The settlements suggest that static risk assessments, generic policies, business associate agreements without technical verification, or remediation plans untethered to actual assets, may face increasing regulatory risk. The anticipated Security Rule amendment may increase that risk by turning current enforcement expectations into more prescriptive requirements. OCR’s recent enforcement action coupled with the proposed amendment to the Security Rule suggest that pre-breach risk analysis is the focus point for evaluating HIPAA-related cybersecurity compliance.
Taken together, the four settlements and pending Security Rule amendment suggest that OCR increasingly views pre-breach risk analysis as the foundation of HIPAA cybersecurity compliance.
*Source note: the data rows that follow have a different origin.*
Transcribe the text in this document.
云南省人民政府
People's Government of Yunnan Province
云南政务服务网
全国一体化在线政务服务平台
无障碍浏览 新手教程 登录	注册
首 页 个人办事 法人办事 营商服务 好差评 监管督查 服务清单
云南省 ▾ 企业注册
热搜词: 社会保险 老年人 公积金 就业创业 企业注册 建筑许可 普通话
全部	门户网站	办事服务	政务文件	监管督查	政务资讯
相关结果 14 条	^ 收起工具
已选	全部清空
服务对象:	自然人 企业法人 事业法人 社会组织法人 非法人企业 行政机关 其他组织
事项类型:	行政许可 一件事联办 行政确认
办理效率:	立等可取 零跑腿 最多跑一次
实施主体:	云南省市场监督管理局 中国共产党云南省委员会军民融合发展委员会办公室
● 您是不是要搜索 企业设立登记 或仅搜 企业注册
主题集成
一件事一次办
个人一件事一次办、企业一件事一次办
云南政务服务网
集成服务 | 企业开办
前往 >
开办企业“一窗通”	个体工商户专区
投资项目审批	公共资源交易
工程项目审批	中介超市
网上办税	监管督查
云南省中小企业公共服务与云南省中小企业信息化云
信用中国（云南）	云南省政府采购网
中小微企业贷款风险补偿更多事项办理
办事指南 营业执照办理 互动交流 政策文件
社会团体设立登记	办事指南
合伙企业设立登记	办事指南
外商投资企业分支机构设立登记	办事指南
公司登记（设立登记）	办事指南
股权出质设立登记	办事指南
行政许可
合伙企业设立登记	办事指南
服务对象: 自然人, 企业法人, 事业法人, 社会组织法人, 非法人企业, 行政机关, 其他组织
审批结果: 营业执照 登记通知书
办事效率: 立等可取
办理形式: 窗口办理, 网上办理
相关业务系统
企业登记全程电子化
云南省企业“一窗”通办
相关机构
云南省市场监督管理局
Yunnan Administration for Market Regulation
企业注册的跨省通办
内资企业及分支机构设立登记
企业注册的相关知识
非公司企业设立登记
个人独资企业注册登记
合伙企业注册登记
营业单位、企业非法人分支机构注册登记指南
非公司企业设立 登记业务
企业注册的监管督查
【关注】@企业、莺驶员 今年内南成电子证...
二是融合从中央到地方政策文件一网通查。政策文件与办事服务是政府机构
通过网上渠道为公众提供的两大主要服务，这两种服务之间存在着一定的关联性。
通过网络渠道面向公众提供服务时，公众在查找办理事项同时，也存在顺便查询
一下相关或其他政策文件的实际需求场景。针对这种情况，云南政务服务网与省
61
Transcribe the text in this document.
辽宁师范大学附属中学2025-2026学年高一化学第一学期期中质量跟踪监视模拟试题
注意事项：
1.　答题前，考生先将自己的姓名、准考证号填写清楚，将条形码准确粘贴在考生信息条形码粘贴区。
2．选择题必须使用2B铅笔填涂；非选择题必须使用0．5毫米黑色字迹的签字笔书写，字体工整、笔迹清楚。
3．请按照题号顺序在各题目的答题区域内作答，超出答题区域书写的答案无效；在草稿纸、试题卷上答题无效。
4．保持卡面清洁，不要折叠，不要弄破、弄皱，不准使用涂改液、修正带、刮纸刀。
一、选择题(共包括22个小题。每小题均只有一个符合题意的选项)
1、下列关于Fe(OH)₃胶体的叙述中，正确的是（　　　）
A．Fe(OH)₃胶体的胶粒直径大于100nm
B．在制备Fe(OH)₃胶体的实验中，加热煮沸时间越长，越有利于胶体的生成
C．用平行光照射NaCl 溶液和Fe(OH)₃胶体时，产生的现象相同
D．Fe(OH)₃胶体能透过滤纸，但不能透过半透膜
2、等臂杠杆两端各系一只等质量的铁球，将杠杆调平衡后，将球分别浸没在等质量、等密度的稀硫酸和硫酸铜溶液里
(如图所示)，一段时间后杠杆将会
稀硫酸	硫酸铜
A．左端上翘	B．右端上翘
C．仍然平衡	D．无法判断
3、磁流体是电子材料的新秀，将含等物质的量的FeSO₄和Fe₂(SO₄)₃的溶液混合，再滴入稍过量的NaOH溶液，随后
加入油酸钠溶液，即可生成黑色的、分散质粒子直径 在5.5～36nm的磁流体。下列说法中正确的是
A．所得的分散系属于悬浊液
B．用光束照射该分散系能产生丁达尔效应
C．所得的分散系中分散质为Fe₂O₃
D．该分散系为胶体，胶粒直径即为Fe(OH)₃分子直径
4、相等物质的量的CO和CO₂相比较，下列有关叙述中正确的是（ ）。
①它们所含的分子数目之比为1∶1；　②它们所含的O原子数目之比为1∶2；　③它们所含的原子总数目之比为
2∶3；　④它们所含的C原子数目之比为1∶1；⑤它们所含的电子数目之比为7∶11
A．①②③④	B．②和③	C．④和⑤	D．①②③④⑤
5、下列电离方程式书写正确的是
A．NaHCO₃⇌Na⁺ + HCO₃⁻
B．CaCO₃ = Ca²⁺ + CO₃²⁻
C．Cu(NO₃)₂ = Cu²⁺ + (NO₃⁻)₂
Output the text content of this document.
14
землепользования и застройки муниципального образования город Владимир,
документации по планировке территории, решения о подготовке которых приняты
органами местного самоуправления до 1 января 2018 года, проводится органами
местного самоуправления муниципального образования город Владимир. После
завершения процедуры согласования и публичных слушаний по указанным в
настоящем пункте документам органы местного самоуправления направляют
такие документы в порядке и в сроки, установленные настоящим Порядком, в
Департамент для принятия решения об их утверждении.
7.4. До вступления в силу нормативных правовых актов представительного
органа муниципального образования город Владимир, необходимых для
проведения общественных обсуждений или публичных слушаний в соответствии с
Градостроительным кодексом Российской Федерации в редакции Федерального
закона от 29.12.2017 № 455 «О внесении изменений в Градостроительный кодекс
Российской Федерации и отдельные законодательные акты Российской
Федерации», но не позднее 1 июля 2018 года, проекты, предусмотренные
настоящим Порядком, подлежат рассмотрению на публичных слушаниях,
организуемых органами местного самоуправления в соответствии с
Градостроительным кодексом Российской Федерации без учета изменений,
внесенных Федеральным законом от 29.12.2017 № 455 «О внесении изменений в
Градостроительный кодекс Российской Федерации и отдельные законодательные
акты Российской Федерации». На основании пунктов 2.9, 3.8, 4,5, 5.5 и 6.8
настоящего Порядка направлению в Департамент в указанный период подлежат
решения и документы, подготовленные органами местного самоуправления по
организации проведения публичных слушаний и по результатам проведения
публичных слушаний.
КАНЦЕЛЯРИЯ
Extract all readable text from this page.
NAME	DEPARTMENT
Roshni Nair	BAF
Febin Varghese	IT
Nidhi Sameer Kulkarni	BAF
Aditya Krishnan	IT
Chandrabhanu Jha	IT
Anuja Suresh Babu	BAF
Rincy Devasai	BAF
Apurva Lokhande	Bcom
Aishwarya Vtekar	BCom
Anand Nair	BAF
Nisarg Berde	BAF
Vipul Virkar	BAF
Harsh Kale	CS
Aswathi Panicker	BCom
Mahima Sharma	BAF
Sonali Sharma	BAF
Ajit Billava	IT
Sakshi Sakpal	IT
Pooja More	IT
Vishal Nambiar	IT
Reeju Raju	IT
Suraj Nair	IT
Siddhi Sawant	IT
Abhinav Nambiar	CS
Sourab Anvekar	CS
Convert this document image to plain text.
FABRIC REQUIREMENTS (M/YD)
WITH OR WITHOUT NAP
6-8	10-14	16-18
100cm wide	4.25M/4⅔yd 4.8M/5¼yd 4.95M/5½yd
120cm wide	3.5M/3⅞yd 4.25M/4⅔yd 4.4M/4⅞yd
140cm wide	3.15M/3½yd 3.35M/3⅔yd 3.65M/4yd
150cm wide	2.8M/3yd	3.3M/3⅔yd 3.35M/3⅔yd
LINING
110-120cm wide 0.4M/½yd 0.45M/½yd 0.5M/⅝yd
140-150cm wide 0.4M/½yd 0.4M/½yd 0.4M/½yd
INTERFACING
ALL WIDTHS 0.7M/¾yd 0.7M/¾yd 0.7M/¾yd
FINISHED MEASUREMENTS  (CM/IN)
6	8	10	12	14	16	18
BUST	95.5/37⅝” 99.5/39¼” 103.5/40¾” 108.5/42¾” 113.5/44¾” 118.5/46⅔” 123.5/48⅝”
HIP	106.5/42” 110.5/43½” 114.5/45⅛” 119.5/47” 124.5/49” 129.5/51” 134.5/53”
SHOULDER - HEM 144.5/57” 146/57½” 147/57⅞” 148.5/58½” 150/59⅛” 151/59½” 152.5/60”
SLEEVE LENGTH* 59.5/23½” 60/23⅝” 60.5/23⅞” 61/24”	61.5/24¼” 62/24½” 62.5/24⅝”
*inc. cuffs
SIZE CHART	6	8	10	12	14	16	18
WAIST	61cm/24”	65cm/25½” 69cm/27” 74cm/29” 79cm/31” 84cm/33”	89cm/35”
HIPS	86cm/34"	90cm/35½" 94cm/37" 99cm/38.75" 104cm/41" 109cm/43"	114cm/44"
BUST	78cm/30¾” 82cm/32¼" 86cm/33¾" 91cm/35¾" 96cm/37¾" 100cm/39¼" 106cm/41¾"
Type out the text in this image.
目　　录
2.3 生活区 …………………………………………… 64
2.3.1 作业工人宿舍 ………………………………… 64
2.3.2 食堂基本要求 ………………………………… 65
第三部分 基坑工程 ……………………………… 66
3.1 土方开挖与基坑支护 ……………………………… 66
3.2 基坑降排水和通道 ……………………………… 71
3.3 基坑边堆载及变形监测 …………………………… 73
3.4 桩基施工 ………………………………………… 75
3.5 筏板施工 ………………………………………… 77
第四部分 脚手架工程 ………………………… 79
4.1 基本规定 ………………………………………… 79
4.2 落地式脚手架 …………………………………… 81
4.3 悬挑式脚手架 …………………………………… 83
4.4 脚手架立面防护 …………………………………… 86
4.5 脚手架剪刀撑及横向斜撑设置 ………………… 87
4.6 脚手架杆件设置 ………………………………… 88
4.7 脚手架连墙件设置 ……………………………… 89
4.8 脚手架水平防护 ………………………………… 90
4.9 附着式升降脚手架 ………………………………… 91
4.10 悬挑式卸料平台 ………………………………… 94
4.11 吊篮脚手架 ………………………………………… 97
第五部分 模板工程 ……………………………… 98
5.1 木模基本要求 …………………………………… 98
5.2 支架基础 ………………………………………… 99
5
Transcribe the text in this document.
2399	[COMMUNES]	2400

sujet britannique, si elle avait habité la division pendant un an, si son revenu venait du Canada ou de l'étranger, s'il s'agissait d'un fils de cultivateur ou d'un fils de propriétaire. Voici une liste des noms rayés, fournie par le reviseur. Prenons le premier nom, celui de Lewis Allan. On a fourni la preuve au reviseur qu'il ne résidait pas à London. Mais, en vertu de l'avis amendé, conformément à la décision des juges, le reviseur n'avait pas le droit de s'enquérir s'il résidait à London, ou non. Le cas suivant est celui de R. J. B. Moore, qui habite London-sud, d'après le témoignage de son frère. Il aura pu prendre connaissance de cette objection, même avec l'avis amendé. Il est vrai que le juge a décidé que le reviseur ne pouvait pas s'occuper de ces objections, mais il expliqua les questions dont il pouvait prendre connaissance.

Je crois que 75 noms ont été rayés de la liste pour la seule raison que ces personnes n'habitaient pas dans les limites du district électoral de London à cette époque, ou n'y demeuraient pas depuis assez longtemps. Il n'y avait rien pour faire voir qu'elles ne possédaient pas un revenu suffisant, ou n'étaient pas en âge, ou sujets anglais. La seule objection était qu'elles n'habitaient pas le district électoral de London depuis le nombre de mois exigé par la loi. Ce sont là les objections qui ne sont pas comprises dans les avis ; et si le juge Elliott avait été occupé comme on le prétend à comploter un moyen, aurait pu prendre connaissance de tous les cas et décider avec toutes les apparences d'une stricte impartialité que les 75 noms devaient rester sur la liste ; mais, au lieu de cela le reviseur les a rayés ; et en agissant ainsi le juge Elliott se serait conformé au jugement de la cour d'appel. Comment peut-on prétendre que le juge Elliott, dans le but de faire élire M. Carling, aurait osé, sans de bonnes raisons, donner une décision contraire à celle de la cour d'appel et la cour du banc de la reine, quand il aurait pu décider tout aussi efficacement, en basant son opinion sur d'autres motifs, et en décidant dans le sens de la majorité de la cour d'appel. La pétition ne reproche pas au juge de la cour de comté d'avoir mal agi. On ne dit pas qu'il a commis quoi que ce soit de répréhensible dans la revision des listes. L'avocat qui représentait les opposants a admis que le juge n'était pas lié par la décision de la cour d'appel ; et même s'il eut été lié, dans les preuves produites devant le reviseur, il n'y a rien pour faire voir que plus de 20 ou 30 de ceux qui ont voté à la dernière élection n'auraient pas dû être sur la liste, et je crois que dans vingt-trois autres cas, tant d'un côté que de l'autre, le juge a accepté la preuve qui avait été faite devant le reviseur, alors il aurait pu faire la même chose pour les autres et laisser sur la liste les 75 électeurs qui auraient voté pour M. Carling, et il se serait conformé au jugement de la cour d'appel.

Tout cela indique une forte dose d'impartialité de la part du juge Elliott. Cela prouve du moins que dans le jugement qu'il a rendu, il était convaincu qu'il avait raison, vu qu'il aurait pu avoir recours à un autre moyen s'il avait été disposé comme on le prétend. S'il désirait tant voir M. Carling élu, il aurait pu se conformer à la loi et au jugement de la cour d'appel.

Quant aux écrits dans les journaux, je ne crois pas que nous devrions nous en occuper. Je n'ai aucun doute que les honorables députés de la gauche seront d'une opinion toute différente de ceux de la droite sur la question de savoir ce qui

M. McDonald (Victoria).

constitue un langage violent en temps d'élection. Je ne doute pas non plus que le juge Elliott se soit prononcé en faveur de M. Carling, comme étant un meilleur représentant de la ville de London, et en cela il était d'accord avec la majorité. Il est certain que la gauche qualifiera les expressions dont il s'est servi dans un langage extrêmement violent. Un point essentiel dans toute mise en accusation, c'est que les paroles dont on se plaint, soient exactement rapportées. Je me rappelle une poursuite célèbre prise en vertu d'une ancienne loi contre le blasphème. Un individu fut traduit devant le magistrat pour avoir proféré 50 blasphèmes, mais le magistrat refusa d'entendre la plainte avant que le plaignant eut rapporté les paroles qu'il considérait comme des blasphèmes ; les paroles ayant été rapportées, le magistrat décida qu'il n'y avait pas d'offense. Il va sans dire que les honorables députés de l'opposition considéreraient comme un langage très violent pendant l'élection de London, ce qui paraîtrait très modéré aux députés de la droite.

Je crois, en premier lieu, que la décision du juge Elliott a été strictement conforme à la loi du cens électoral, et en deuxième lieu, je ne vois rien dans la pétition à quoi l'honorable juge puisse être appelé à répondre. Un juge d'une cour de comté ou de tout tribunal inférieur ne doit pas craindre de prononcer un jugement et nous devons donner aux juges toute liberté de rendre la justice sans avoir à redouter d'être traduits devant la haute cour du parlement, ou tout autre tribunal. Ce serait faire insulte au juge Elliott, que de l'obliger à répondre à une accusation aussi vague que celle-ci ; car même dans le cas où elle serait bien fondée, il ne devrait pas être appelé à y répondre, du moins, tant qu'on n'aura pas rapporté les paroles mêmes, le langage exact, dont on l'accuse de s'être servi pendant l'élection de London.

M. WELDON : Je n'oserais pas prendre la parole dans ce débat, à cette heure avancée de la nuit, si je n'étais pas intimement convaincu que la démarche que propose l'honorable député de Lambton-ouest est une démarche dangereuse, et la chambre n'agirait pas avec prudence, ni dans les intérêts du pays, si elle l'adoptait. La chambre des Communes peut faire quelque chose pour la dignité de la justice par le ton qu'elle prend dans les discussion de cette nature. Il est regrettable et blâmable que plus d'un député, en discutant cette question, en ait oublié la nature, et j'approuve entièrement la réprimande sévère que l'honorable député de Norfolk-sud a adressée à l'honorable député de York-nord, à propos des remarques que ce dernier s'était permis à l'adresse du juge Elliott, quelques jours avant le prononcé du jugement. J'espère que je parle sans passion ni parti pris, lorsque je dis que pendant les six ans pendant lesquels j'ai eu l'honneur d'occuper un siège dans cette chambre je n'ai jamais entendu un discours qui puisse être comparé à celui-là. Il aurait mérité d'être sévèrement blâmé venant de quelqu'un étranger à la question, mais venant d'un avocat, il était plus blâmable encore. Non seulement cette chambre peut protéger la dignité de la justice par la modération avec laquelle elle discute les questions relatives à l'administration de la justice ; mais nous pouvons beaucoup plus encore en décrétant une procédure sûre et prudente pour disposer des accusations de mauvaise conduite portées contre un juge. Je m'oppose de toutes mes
[1] The entities included Regional Women’s Health Group, LLC (d/b/a Axia Women’s Health), a health care provider network; Assured Imaging Affiliated Covered Entities, an imaging provider; Consociate, Inc. (d/b/a Consociate Health); a business associate third-party administrator, and Star Group, L.P. Health Benefits Plan, a self-funded health plan. The settlement agreements are available here: Regional Women’s Health Group; Assured Imaging Resolution; Consociate, Inc; and, SG Health Plan.
[2] HHS’ Office for Civil Rights Settles Four HIPAA Security Rule Ransomware Investigations.
This post is as of the posting date stated above. Sidley Austin LLP assumes no duty to update this post or post about any subsequent developments having a bearing on this post.